Ruppelt maintained that bureaucratic
bungling rather than deliberate deception was the Air Force’s main problem.
“But had the Air Force tried to throw up a screen of confusion, they couldn’t
have done a better job,” he added.
Because of this lack of
transparency, the Chiles-Whitted incident remains one of the most controversial
UFO sightings—and a favorite of conspiracy theorists even now.
So, what did Chiles and Whitted actually
see? Some suggested a weather balloon, others a mirage. Hynek believed it was a
fireball, or very bright meteor, an opinion that eventually became the official
Air Force verdict. As to the lighted windows both pilots claim to have seen,
some experts suggest that might have been a phenomenon called the “airship
effect,” where observers who see a group of unrelated lights in the sky are
fooled into thinking they’re part of the same object.
But Chiles and Whitted stuck to their
story. James E. McDonald, a University of Arizona physicist and UFO expert,
said he interviewed them in 1968, some 20 years after the event. The two were
now jet pilots for Eastern Air Lines, and they continued to believe that what
they had seen was some sort of airborne vehicle, McDonald reported.
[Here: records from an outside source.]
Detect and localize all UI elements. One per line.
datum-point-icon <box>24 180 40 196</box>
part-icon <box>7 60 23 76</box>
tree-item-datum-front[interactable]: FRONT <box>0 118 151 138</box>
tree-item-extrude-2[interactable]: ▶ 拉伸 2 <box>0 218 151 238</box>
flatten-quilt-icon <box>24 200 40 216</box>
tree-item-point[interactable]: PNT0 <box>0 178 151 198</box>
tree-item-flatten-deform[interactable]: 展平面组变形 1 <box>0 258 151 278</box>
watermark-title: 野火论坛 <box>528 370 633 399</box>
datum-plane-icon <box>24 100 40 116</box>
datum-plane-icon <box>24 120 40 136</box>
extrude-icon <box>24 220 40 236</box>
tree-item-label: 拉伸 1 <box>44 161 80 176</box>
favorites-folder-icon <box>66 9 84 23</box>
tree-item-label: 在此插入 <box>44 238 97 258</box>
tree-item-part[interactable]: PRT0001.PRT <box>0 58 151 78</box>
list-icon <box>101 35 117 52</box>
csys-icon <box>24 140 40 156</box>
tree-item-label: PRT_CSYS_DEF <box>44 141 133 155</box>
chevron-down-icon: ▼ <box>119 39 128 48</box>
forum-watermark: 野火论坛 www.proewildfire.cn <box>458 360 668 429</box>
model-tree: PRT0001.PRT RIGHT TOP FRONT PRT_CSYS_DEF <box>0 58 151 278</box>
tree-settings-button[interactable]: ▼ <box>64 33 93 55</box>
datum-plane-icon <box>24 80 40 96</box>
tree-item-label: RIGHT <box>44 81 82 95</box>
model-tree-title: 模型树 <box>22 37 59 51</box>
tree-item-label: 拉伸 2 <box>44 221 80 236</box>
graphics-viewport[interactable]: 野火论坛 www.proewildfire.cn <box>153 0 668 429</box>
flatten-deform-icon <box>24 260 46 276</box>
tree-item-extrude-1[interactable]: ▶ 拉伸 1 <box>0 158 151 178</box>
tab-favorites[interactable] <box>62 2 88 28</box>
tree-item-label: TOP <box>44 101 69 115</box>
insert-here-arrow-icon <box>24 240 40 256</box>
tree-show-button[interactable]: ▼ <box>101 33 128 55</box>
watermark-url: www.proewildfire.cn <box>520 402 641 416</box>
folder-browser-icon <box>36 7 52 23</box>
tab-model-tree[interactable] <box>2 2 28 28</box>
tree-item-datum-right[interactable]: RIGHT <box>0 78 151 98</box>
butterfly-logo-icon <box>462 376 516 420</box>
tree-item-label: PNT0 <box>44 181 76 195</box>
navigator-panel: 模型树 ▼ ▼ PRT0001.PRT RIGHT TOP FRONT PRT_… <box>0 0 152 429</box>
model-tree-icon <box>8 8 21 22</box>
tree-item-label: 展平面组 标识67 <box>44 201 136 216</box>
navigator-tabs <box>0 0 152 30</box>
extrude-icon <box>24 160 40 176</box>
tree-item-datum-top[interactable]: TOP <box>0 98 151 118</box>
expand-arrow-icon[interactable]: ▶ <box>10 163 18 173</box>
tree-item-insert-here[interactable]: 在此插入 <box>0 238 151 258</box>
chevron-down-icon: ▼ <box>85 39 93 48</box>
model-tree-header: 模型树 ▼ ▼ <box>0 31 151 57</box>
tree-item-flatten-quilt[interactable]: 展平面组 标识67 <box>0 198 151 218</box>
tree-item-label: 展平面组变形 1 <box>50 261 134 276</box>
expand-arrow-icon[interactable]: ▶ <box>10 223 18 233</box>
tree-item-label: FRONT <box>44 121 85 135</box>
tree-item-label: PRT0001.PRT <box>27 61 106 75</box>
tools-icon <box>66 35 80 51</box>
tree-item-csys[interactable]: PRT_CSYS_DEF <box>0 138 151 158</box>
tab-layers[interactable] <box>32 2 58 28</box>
What’s more, Whitted added a new and
puzzling detail to the story. Although reports at the time said the object had
disappeared into the clouds or simply out of their view, he supposedly told
McDonald that wasn’t what really happened. Instead, the object had vanished
instantaneously, right before their eyes.
No wonder the Chiles-Whitted case continues to baffle and intrigue, even 70 years later.